Fonte: Wall Street Insights

Tradução (Líder Monetário)

Em Março deste ano, quando eclodiu a crise bancária, mais de 1.000 executivos e directores de mais de 600 empresas compraram acções das suas empresas. Mais de metade deles eram de empresas financeiras, e a proporção era a mais elevada em pelo menos. dois anos.

Os funcionários das empresas cotadas nos EUA estão a utilizar ações práticas para mostrar aos investidores que não estão preocupados com a crise bancária.

De acordo com estatísticas do Washington Service, uma organização que analisa dados de informações privilegiadas, em março deste ano, mais de 1.000 executivos corporativos e diretores de mais de 600 empresas compraram ações de suas empresas. atingiu um máximo histórico. Um novo máximo desde maio do ano passado. A proporção de insiders comprando e vendendo ações atingiu em março o nível mais alto desde setembro do ano passado.

Além disso, o Washington Service descobriu que mais de metade dos insiders que compraram acções das suas próprias empresas em Março eram executivos e directores de empresas financeiras, a proporção mais elevada em pelo menos dois anos.

A mídia acredita que as empresas financeiras representam uma grande proporção porque após o colapso de três bancos dos EUA, incluindo o Silicon Valley Bank, ter desencadeado o pânico, os executivos corporativos apostavam que as ações das suas empresas iriam se recuperar, o que refletia o otimismo das empresas após a eclosão do crise bancária.

O mercado bolsista dos EUA mostrou, de facto, resiliência em Março, resistindo ao impacto da crise bancária desse mês. Os três principais índices bolsistas dos EUA subiram colectivamente e recuperaram depois de terem caído em Fevereiro. O S&P, que caiu 2,61% em fevereiro, subiu 3,51%. O Dow, que caiu 4,19% em fevereiro, sua maior queda mensal desde setembro do ano passado, subiu 1,89%. .

De acordo com estatísticas da instituição de pesquisa de investimentos VerityData, as compras internas de ações em março concentraram-se em bancos regionais.

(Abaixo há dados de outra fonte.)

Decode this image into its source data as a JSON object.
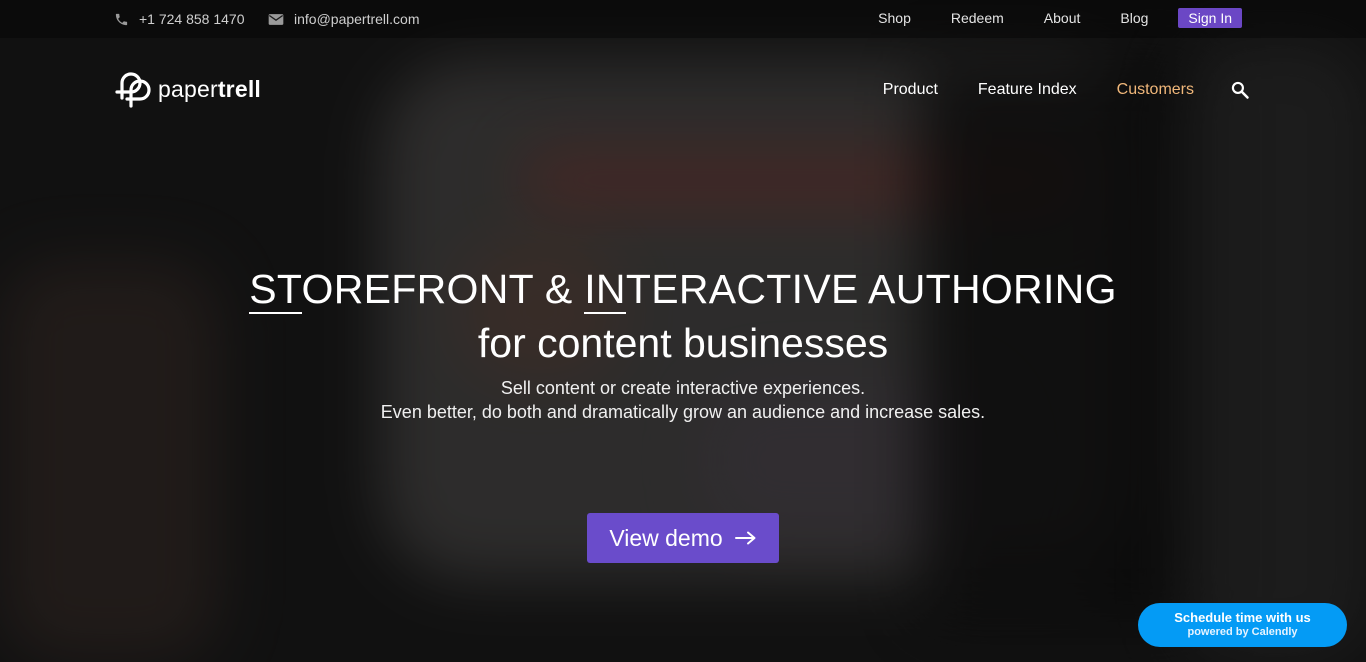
{
  "colors": {
    "accent": "#6a4ccb",
    "active_nav": "#f0b77a",
    "calendly": "#049bf5"
  },
  "topbar": {
    "phone": {
      "icon": "phone-icon",
      "text": "+1 724 858 1470"
    },
    "email": {
      "icon": "mail-icon",
      "text": "info@papertrell.com"
    },
    "links": [
      "Shop",
      "Redeem",
      "About",
      "Blog"
    ],
    "sign_in": "Sign In"
  },
  "nav": {
    "logo_text_light": "paper",
    "logo_text_bold": "trell",
    "items": [
      "Product",
      "Feature Index",
      "Customers"
    ],
    "active_item": "Customers",
    "search_icon": "search-icon"
  },
  "hero": {
    "headline_part1_underlined": "ST",
    "headline_part1_rest": "OREFRONT & ",
    "headline_part2_underlined": "IN",
    "headline_part2_rest": "TERACTIVE AUTHORING",
    "headline_line2": "for content businesses",
    "subtitle_line1": "Sell content or create interactive experiences.",
    "subtitle_line2": "Even better, do both and dramatically grow an audience and increase sales.",
    "cta_label": "View demo",
    "cta_icon": "arrow-right-icon"
  },
  "calendly": {
    "title": "Schedule time with us",
    "subtitle": "powered by Calendly"
  }
}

Ben Silverman, chefe de pesquisa da agência, disse que fontes internas sinalizavam que estavam confiantes na capacidade dos bancos de resistir à tempestade. Este sinal é certamente positivo para os investidores.

Eric Diton, presidente e diretor-gerente da empresa de consultoria de investimentos The Wealth Alliance, comentou que acreditava que a crise bancária tinha sido contida, uma opinião confirmada pela corrida à compra de ações por parte de membros do banco. Ele está otimista em relação às ações dos EUA e particularmente otimista em relação às ações que pagam dividendos porque espera que as taxas de juros possam cair em breve.

Diton disse que gosta de observar o comportamento dos membros corporativos e disse: “Isto não é 2008 (crise financeira)”.

O Wall Street News mencionou recentemente que mais de um chefão apoiou recentemente ações de bancos regionais.

No mês passado, o magnata dos fundos de cobertura Ackman disse que as ações dos bancos regionais eram “pechinchas incríveis”, mas apenas se o governo dos EUA fizesse a “coisa certa”. Ackman acredita que, à medida que as taxas de juro caírem no futuro, os bancos regionais serão um investimento muito bom. Afirmou sem rodeios que a importância do pequeno sistema bancário dos EUA não é menos importante do que a dos grandes bancos dos EUA, ou mesmo mais importante.

Na semana passada, o velho “rei dos títulos” Bill Gross revelou que comprou Alliance Bank of the West (WAL), Synovus Financial Corp (SNV), Westpac Banking Corporation (PACW) e SPDR S&P Regional Bank ETF (KRE), incluindo banco regional ações.

Gross disse que há muito desejava abrir um banco, um negócio que pudesse ganhar dinheiro mesmo quando gerido de forma conservadora, e agora esse desejo de longo prazo foi realizado através dos mercados públicos. Ele previu que os bancos regionais mais pequenos poderiam ser “devorados” pelos bancos maiores a preços acima dos preços actuais.